21. Zoals de rechtbank hiervoor heeft overwogen, staat de wet toe dat eiseres in het kader van de naheffing alsnog een koerslijst overlegt, ook als bij de aangifte is gekozen voor waardering op grond van een taxatierapport. De brieven van verweerder waarin belastingplichtigen op die mogelijkheid zijn gewezen voegen in zoverre dan ook niets toe. Het feit dat in de onderhavige zaken niet uitdrukkelijk de mogelijkheid is geboden een koerslijst over te leggen rechtvaardigt niet de conclusie dat verweerder, indien eiseres niettemin een koerslijst had overgelegd, deze ongelezen terzijde zou hebben geschoven. Dat door het noch voorafgaand aan het opleggen van de naheffingsaanslag, noch in de bezwaarfase uitdrukkelijk bieden van de gelegenheid tot het overleggen van een (nieuwe) koerslijst sprake is van ongelijke behandeling van gelijke gevallen, heeft eiseres dan ook niet aannemelijk gemaakt. Bovendien heeft eiseres niet aannemelijk gemaakt dat indien zij in de gelegenheid was gesteld een (nieuwe) koerslijst over te leggen, zij van die mogelijkheid gebruik zou hebben gemaakt én dat verweerder die vervolgens aan de naheffingsaanslag ten grondslag zou hebben gelegd. Daartoe overweegt de rechtbank dat in een overgrote meerderheid van de 99 zaken waarnaar eiseres verwijst door de desbetreffende belastingplichtigen, die alle werden bijgestaan door dezelfde gemachtigde als eiseres, geen gebruik is gemaakt van de mogelijkheid alsnog een nieuwe koerslijst over te leggen. Ook in de onderhavige zaken heeft eiseres, behoudens bij de taxatierapporten ter zake van de aangiften, in de naheffingsfase geen koerslijsten overgelegd. Bovendien bestaat tussen partijen in alle zaken een verschil in de gehanteerde historische consumentenprijs, wat betekent dat niet valt uit te sluiten dat verweerder, indien dezelfde koerslijsten opnieuw waren overgelegd, zou hebben geconcludeerd dat de koerslijsten niet gebruikt kunnen worden, zoals hij ook in enkele van de 99 zaken heeft gedaan. In deze beroepsprocedure zijn in ieder geval voor auto’s 1 en 2 de verschillen significant. In zoverre zijn deze drie zaken geen gelijke gevallen ten opzichte van de zaken waarin belastingplichtigen wel een koerslijst in de naheffingsfase hebben overgelegd waarmee verweerder kon instemmen. Het beroep op het gelijkheidsbeginsel slaagt daarom niet.
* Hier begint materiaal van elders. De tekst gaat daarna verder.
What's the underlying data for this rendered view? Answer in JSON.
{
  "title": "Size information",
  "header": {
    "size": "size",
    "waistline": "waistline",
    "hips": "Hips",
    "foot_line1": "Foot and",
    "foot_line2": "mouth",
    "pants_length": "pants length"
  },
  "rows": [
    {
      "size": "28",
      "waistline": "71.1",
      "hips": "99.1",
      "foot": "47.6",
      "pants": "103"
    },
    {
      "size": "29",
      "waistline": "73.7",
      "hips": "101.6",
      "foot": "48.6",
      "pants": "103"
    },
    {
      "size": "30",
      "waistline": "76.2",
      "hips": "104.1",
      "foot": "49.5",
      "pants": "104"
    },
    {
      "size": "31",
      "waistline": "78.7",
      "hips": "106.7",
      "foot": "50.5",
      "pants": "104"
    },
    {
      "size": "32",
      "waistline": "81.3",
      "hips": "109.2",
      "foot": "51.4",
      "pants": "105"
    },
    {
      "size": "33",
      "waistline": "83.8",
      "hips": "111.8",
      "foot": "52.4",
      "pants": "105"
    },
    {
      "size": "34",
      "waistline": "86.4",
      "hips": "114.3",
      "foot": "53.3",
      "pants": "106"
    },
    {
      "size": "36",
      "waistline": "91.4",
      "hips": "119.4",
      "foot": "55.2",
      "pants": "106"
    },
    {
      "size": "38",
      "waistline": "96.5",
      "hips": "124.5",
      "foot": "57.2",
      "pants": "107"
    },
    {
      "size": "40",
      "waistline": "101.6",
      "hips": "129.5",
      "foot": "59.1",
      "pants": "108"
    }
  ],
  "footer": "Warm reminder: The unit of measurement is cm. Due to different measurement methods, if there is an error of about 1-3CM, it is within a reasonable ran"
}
22. Voor zover eiseres met de verwijzing naar de 99 zaken (tevens) een beroep op het vertrouwensbeginsel heeft beoogd, overweegt de rechtbank dat geen van de in overweging 19. genoemde zaken betrekking heeft op voertuigen van eiseres. Op welke wijze bij eiseres het vertrouwen zou zijn gewekt dat bij overlegging van een koerslijst van de desbetreffende waarde zou worden uitgegaan, is niet toegelicht. Zij heeft niet aannemelijk gemaakt dat bij haar op enig moment het gerechtvaardigde vertrouwen is opgewekt dat zij een koerslijst zou mogen overleggen (zij heeft dat, zoals overwogen, ook niet uit zichzelf gedaan) dan wel dat anderszins van een koerslijstwaarde zou worden uitgegaan door verweerder. Ook het beroep op het vertrouwensbeginsel faalt daarom.
Onafhankelijkheid [K]
23. Het voorgaande brengt mee dat de rechtbank toekomt aan een inhoudelijke beoordeling van de door verweerder verdedigde waarden van de auto’s.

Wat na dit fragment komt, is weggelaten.